Though HIPAA was signed into law, for the first seven years after its introduction there was no real means of enforcement. This changed in 2003, when the Privacy Rule was added to HIPAA. Upon its introduction, the OCR was able to enforce all aspects of the rule and issue corrective actions to covered entities (CEs) found to be breaching the rule.
Conversely, though the Security Rule was first introduced in 2005, the OCR was unable to enforce it until 2009. Though CEs still had to comply with all the stipulations set out in the Security Rule, they would not receive financial penalties for non-compliance.

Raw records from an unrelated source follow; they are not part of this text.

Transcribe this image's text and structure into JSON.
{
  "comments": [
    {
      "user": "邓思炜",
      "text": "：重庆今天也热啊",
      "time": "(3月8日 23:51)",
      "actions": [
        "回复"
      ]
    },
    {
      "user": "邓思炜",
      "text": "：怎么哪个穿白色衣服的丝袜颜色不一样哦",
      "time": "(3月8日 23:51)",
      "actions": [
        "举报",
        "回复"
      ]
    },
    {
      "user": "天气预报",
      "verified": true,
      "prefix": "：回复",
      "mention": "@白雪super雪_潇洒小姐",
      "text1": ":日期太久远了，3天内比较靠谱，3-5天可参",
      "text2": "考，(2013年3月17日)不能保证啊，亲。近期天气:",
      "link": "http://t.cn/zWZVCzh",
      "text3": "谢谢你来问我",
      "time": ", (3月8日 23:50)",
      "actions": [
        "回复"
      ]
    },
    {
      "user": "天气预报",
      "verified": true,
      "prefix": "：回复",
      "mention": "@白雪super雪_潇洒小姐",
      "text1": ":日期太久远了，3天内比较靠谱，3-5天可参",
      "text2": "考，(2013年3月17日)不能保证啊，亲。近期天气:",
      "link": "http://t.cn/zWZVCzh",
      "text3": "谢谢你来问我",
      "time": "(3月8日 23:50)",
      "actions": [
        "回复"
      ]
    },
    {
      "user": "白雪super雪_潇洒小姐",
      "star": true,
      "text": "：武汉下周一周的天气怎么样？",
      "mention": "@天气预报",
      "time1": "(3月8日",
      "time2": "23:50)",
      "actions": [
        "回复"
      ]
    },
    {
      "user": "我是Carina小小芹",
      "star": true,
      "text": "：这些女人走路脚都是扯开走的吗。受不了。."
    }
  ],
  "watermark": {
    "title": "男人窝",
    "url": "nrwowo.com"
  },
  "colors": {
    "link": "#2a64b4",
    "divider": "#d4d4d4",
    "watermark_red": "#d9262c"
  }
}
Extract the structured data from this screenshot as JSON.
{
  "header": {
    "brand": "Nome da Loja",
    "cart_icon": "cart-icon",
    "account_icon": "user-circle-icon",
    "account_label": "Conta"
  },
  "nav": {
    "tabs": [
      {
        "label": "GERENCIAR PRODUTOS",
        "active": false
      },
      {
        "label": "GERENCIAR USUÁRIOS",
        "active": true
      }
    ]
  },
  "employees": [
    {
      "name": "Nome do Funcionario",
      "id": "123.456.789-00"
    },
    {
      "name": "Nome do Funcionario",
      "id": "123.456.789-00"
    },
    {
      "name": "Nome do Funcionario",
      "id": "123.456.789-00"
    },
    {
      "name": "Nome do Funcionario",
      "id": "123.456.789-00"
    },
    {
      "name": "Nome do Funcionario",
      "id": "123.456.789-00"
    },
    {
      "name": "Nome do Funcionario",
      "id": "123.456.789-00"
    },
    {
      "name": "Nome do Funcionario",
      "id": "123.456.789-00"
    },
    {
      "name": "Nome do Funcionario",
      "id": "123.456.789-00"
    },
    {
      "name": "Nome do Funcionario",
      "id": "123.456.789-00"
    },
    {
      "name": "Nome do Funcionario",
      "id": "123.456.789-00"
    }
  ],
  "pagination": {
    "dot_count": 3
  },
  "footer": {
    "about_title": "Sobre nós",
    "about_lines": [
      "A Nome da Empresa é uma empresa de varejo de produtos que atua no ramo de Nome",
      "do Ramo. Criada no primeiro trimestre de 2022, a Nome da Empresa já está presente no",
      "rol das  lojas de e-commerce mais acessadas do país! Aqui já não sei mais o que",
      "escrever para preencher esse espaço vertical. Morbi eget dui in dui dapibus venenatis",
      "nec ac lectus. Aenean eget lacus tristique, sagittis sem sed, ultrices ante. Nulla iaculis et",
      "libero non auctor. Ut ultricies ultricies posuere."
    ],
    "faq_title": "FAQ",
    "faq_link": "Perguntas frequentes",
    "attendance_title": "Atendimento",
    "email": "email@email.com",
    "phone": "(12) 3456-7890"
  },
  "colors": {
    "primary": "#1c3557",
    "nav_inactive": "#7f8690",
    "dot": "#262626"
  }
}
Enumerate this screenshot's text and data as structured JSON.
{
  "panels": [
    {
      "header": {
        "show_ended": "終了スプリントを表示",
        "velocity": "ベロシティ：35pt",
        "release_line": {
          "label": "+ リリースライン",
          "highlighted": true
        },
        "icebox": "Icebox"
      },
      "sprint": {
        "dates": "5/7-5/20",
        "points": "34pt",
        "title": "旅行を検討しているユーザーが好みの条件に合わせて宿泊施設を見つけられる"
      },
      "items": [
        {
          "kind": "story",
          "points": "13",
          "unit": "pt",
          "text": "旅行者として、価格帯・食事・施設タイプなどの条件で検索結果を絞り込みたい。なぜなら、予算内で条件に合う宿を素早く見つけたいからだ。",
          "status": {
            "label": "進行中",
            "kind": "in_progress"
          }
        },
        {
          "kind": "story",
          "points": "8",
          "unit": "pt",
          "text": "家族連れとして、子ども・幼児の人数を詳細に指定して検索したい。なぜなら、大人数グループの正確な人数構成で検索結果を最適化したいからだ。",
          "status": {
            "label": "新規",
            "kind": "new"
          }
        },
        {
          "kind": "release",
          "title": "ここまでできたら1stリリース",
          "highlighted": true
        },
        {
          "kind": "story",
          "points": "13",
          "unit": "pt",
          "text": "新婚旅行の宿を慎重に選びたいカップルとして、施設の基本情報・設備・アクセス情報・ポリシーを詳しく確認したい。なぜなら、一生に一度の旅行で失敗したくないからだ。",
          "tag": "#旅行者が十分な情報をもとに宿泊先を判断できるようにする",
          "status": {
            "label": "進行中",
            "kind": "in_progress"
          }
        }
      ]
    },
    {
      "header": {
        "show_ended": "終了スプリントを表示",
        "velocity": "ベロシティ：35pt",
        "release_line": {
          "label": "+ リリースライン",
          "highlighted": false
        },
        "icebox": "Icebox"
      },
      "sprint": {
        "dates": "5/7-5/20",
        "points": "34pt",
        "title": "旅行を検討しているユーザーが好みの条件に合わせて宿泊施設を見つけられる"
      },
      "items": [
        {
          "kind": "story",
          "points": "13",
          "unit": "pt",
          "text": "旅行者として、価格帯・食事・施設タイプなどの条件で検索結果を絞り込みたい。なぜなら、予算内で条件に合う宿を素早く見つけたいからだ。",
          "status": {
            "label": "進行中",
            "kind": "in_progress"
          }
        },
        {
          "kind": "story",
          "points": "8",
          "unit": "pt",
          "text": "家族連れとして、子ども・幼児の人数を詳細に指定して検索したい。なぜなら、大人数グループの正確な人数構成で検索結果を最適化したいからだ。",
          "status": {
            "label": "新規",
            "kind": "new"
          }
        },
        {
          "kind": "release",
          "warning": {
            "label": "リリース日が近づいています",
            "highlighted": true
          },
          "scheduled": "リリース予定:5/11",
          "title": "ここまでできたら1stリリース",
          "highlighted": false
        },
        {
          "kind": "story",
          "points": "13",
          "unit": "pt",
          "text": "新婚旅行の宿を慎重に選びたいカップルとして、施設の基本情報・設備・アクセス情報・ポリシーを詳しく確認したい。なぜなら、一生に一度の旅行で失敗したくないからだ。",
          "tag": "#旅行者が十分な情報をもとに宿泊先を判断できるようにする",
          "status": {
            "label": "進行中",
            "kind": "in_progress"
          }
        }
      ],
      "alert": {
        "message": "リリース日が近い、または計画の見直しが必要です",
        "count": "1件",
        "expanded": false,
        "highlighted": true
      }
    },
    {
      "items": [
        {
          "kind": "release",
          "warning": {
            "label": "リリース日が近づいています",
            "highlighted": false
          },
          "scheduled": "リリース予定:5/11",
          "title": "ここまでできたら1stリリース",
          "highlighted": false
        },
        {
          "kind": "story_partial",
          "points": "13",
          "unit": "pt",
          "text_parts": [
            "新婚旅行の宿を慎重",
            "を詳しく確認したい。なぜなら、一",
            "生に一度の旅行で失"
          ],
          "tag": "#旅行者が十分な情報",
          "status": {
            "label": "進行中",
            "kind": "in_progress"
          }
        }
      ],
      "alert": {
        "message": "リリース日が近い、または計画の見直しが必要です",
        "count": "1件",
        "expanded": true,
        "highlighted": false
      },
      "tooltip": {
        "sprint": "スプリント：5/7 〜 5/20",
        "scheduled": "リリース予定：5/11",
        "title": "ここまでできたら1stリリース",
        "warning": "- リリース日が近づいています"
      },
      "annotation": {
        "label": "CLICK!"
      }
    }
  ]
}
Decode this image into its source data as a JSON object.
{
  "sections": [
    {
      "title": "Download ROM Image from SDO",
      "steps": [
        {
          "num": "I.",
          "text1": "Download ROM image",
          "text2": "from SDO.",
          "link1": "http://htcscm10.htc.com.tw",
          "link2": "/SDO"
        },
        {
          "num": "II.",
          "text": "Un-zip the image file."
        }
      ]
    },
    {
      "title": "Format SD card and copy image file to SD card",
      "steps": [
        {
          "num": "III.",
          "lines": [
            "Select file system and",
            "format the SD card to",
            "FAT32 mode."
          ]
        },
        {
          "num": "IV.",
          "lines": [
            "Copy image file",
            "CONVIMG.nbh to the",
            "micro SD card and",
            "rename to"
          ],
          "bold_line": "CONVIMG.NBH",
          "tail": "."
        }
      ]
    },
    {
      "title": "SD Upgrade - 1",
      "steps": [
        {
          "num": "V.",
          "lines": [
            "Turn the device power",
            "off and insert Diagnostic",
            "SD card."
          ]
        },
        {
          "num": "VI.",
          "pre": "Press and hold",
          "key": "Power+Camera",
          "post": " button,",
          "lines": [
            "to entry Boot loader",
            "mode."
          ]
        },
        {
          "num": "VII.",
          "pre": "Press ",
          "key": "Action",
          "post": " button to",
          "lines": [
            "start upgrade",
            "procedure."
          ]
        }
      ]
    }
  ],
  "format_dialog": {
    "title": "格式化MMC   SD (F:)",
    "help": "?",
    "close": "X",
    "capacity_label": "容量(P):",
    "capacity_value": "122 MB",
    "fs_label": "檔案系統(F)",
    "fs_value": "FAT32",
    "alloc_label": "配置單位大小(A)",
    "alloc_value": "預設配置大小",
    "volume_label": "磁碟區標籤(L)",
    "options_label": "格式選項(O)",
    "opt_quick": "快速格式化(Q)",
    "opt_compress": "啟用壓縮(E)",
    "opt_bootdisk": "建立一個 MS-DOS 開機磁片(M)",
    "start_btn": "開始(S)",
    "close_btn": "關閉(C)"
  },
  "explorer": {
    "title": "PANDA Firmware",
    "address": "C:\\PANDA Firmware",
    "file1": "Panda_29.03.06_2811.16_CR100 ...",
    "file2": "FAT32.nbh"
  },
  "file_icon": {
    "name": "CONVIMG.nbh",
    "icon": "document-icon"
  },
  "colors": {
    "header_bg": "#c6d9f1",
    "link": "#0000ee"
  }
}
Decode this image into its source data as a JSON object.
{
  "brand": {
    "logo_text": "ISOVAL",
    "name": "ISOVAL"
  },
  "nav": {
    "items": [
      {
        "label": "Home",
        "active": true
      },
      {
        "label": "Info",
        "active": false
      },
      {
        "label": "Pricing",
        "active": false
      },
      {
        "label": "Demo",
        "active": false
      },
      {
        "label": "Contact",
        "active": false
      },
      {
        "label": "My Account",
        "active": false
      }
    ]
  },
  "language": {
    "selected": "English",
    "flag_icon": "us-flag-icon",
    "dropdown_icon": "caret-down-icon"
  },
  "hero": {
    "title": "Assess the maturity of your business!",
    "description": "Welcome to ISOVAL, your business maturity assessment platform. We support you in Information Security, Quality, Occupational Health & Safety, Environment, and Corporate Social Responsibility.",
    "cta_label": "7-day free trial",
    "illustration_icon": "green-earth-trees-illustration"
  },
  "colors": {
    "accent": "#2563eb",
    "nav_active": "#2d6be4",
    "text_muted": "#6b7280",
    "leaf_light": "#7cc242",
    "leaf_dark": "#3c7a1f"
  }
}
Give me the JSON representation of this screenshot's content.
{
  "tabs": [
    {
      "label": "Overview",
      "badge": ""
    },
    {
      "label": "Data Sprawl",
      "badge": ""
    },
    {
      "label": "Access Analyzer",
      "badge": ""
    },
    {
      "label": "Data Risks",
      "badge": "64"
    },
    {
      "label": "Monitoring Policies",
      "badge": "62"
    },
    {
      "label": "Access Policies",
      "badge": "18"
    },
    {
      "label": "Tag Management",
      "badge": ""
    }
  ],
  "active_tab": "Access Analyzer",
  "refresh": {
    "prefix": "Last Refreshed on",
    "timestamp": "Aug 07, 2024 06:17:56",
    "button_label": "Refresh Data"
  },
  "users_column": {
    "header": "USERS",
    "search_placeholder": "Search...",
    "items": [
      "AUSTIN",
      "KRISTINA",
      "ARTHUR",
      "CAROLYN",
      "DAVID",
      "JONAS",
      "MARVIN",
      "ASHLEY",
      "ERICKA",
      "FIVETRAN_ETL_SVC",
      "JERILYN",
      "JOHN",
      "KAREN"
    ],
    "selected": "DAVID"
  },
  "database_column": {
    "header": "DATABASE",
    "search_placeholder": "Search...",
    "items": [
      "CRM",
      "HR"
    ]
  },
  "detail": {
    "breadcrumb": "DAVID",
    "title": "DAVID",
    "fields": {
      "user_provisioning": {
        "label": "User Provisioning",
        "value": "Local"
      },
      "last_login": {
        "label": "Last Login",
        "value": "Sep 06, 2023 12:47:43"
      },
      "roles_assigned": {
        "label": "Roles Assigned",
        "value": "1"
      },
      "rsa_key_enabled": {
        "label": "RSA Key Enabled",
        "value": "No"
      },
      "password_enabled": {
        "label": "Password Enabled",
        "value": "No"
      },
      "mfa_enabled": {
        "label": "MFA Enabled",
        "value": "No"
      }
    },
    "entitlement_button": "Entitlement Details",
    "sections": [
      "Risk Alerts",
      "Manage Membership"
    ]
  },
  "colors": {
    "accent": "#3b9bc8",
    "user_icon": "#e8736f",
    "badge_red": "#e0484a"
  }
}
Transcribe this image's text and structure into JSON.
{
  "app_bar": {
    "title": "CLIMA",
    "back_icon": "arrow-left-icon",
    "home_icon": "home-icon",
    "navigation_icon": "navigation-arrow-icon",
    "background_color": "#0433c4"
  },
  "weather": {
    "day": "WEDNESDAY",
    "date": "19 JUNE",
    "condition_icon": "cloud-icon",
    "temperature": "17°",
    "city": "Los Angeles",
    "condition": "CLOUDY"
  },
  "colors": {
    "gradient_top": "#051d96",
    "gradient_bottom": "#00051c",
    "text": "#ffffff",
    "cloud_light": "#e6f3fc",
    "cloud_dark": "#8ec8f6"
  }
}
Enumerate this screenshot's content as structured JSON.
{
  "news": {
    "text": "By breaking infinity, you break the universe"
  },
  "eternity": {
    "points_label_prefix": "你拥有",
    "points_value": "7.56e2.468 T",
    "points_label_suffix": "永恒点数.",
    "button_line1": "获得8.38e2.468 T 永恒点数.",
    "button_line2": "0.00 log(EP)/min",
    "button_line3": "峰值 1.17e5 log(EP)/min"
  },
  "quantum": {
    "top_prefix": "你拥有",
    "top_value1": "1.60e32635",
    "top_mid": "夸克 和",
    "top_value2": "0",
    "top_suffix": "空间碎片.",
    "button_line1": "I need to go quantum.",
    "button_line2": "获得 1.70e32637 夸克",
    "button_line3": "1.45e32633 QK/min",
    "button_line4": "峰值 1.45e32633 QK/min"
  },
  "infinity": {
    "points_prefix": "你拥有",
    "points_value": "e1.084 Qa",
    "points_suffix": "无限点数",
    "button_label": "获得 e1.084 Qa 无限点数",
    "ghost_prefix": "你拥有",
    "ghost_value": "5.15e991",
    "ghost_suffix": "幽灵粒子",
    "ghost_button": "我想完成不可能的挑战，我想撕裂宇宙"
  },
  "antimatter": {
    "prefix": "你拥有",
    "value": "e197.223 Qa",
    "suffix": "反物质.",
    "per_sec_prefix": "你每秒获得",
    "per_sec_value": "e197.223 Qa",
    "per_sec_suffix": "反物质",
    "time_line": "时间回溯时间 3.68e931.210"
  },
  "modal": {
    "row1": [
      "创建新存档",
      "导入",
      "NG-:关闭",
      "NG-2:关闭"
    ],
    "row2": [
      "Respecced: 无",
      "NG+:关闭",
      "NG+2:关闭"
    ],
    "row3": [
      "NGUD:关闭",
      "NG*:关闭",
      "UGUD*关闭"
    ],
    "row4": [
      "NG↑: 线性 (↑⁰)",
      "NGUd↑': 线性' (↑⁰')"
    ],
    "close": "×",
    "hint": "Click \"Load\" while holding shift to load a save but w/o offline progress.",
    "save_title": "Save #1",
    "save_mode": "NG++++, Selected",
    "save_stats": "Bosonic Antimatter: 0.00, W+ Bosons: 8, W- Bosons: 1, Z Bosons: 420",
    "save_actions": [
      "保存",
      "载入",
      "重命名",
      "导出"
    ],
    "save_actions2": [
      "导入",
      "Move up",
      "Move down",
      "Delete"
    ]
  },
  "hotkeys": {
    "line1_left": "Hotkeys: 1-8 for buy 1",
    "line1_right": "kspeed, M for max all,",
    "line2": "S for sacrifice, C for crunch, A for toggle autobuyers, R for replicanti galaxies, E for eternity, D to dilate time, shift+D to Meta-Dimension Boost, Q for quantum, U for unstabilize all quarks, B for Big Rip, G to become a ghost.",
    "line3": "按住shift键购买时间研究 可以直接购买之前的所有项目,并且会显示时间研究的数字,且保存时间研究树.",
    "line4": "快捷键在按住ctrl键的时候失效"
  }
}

What is the Enforcement Rule?
Introduced in 2006, HIPAA’s Enforcement Rule laid out new guidelines on how HIPAA compliance was to be assessed, and how HIPAA violations were to be punished. It extended the requirement for compliance to Business Associates (who were previously not treated in the same manner as CEs), established mandatory reporting systems, introduced new civil and criminal penalties and created new privacy and security requirements.
According to the DHHS’ website, there are three main ways by which HIPAA complaints are enforced:
- by investigating complaints filed with it,
- conducting compliance reviews to determine if covered entities are in compliance, and
- performing education and outreach to foster compliance with the Rules’ requirements.
One of the first things the OCR must establish when carrying out investigations is whether a HIPAA violation has occurred. If it finds that one has, it will then try to determine whether or not it was the result of wilful neglect, ignorance, or was simply unavoidable. This will then determine how they proceed with the rest of the investigation.
The OCR first carried out HIPAA compliance audits in 2011-2012, and had surprising results. A large proportion of healthcare organisations were failing to meet HIPAA regulations, leaving hundreds of thousands of patients vulnerable to PHI breaches. Due to the large-scale nature of the problem, the OCR chose not to issue any fines for the violations, instead opting for corrective actions plans.
However, in 2016/2017, the OCR started its second round of audits. Though they are not deliberately trying to find CEs and BAs that are violating HIPAA, this is a part of their enforcement practices. If a violation is discovered it can be expected that the OCR will not be so lenient this time.
The audits are also valuable for collecting data on how well organizations of all sizes fare with HIPAA compliance, as it may point out some common vulnerabilities that can be specifically addressed. This helps the OCR enforce HIPAA via preventative measures, such as outreach or training guidelines.